Minggu, 19 Maret 2017

pahlawan sultan agung


Mashudi
Sultan Agung Hanyokrokusumo lahir di 
Yogyakarta tahun 1591. Pada tahun 1613 saat berusia dua puluh dua tahun, putera panembahan Seda Krapyak ini diangkat menjadi raja Kerajaan 
Mataram. Ia merupakan raja ketiga Kerajaan 
Mataram Islam. Sultan Agung yang juga merupakan cucu Panembahan Senapati (Danang Sutawijaya) terkenal tangkas, cerdas dan taat menjalankan agama Islam. Sang kakek yang dilahirkan pada tahun 1591 merupakan penegak Dinasti 
Mataram.

Sultan Agung adalah seorang raja yang menyadari pentingnya kesatuan di seluruh tanah Jawa. Hampir seluruh pulau Jawa dari Pasuruan sampai Cirebon berhasil ditempatkan di bawah kekuasaan Mataram. Begitu pula dengan daerah pesisir, seperti Surabaya juga berhasil ditaklukannya agar kelak tidak membahayakan kedudukan Kerajaan Mataram. Hubungan baik ia bina dengan kerajaan-kerajaan lain di Indonesia terutama dalam hal perdagangan.

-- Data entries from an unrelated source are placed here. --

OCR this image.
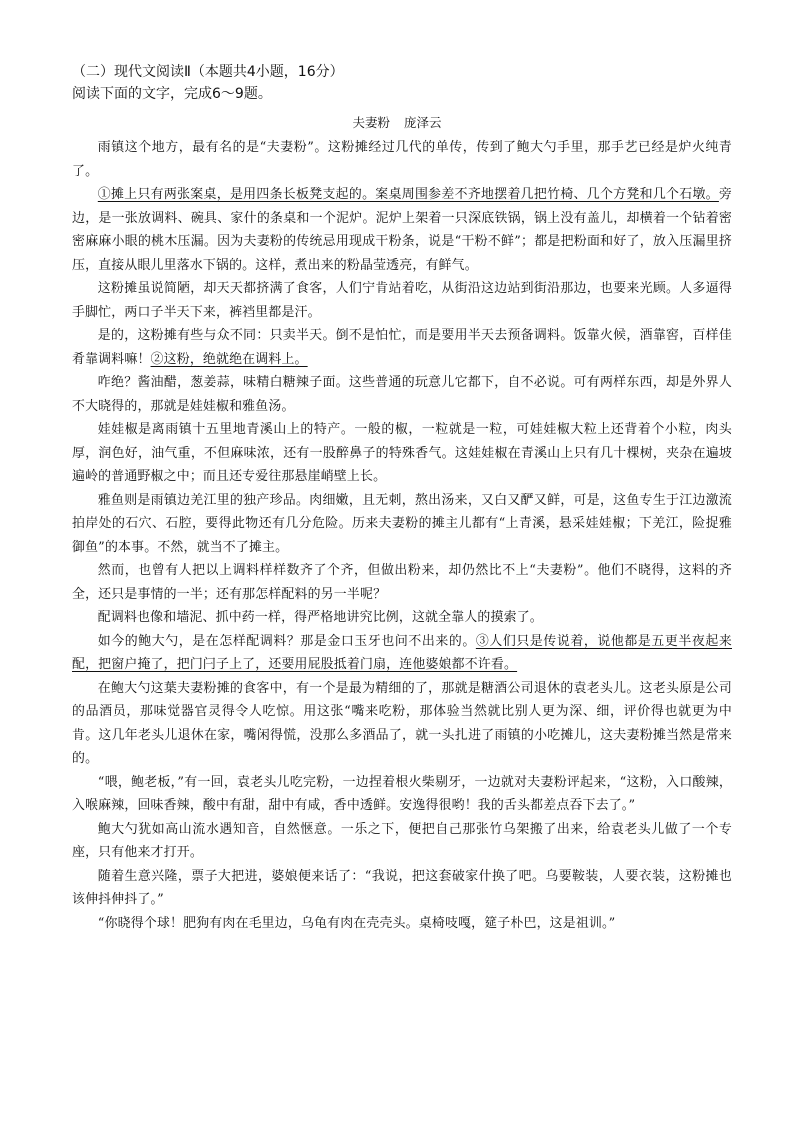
（二）现代文阅读Ⅱ（本题共4小题，16分）
阅读下面的文字，完成6～9题。
夫妻粉 庞泽云

雨镇这个地方，最有名的是“夫妻粉”。这粉摊经过几代的单传，传到了鲍大勺手里，那手艺已经是炉火纯青了。

①摊上只有两张案桌，是用四条长板凳支起的。案桌周围参差不齐地摆着几把竹椅、几个方凳和几个石墩。旁边，是一张放调料、碗具、家什的条桌和一个泥炉。泥炉上架着一只深底铁锅，锅上没有盖儿，却横着一个钻着密密麻麻小眼的桃木压漏。因为夫妻粉的传统忌用现成干粉条，说是“干粉不鲜”；都是把粉面和好了，放入压漏里挤压，直接从眼儿里落水下锅的。这样，煮出来的粉晶莹透亮，有鲜气。

这粉摊虽说简陋，却天天都挤满了食客，人们宁肯站着吃，从街沿这边站到街沿那边，也要来光顾。人多逼得手脚忙，两口子半天下来，裤裆里都是汗。

是的，这粉摊有些与众不同：只卖半天。倒不是怕忙，而是要用半天去预备调料。饭靠火候，酒靠窖，百样佳肴靠调料嘛！②这粉，绝就绝在调料上。

咋绝？酱油醋，葱姜蒜，味精白糖辣子面。这些普通的玩意儿它都下，自不必说。可有两样东西，却是外界人不大晓得的，那就是娃娃椒和雅鱼汤。

娃娃椒是离雨镇十五里地青溪山上的特产。一般的椒，一粒就是一粒，可娃娃椒大粒上还背着个小粒，肉头厚，润色好，油气重，不但麻味浓，还有一股醉鼻子的特殊香气。这娃娃椒在青溪山上只有几十棵树，夹杂在遍坡遍岭的普通野椒之中；而且还专爱往那悬崖峭壁上长。

雅鱼则是雨镇边羌江里的独产珍品。肉细嫩，且无刺，熬出汤来，又白又酽又鲜，可是，这鱼专生于江边激流拍岸处的石穴、石腔，要得此物还有几分危险。历来夫妻粉的摊主儿都有“上青溪，悬采娃娃椒；下羌江，险捉雅御鱼”的本事。不然，就当不了摊主。

然而，也曾有人把以上调料样样数齐了个齐，但做出粉来，却仍然比不上“夫妻粉”。他们不晓得，这料的齐全，还只是事情的一半；还有那怎样配料的另一半呢？

配调料也像和墙泥、抓中药一样，得严格地讲究比例，这就全靠人的摸索了。

如今的鲍大勺，是在怎样配调料？那是金口玉牙也问不出来的。③人们只是传说着，说他都是五更半夜起来配，把窗户掩了，把门闩子上了，还要用屁股抵着门扇，连他婆娘都不许看。

在鲍大勺这葉夫妻粉摊的食客中，有一个是最为精细的了，那就是糖酒公司退休的袁老头儿。这老头原是公司的品酒员，那味觉器官灵得令人吃惊。用这张“嘴来吃粉，那体验当然就比别人更为深、细，评价得也就更为中肯。这几年老头儿退休在家，嘴闲得慌，没那么多酒品了，就一头扎进了雨镇的小吃摊儿，这夫妻粉摊当然是常来的。

“喂，鲍老板，”有一回，袁老头儿吃完粉，一边捏着根火柴剔牙，一边就对夫妻粉评起来，“这粉，入口酸辣，入喉麻辣，回味香辣，酸中有甜，甜中有咸，香中透鲜。安逸得很哟！我的舌头都差点吞下去了。”

鲍大勺犹如高山流水遇知音，自然惬意。一乐之下，便把自己那张竹乌架搬了出来，给袁老头儿做了一个专座，只有他来才打开。

随着生意兴隆，票子大把进，婆娘便来话了：“我说，把这套破家什换了吧。乌要鞍装，人要衣装，这粉摊也该伸抖伸抖了。”

“你晓得个球！肥狗有肉在毛里边，乌龟有肉在壳壳头。桌椅吱嘎，筵子朴巴，这是祖训。”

Utusan khusus Kongsi Dagang Hindia Timur Jauh (VOC=Verenigde Oost Indische Compagnie) Dr. H de Haen yang pernah bertemu Sultan Agung menulis: "Pangeran Ingalaga ini adalah seorang yang berada pada puncak kehidupannya, berusia sekitar 20 atau 30 tahun, berbadan bagus. Sejauh penglihatan kami, sedikit lebih hitam dari rata-rata orang Jawa, hidung kecil dan tidak pesek, mulut datar dan agak lebar, kasar dalam bahasa, dan lamban bila berbicara, berwajah tenang dan bulat, dan tampak cerdas."

Ditambahkannya lagi, "Pakaian tidak berbeda dengan pakaian orang-orang Jawa lainnya, dengan kopiah dari kain linen di kepala, dengan kain di badannya yang dilukis dan dibuat di negaranya, berwarna putih-biru, dengan keris di badan bagian depan dan ikat pinggang dari emas yang disebut sabuk. Pada jari-jarinya terlihat cincin dengan banyak intan gemerlapan".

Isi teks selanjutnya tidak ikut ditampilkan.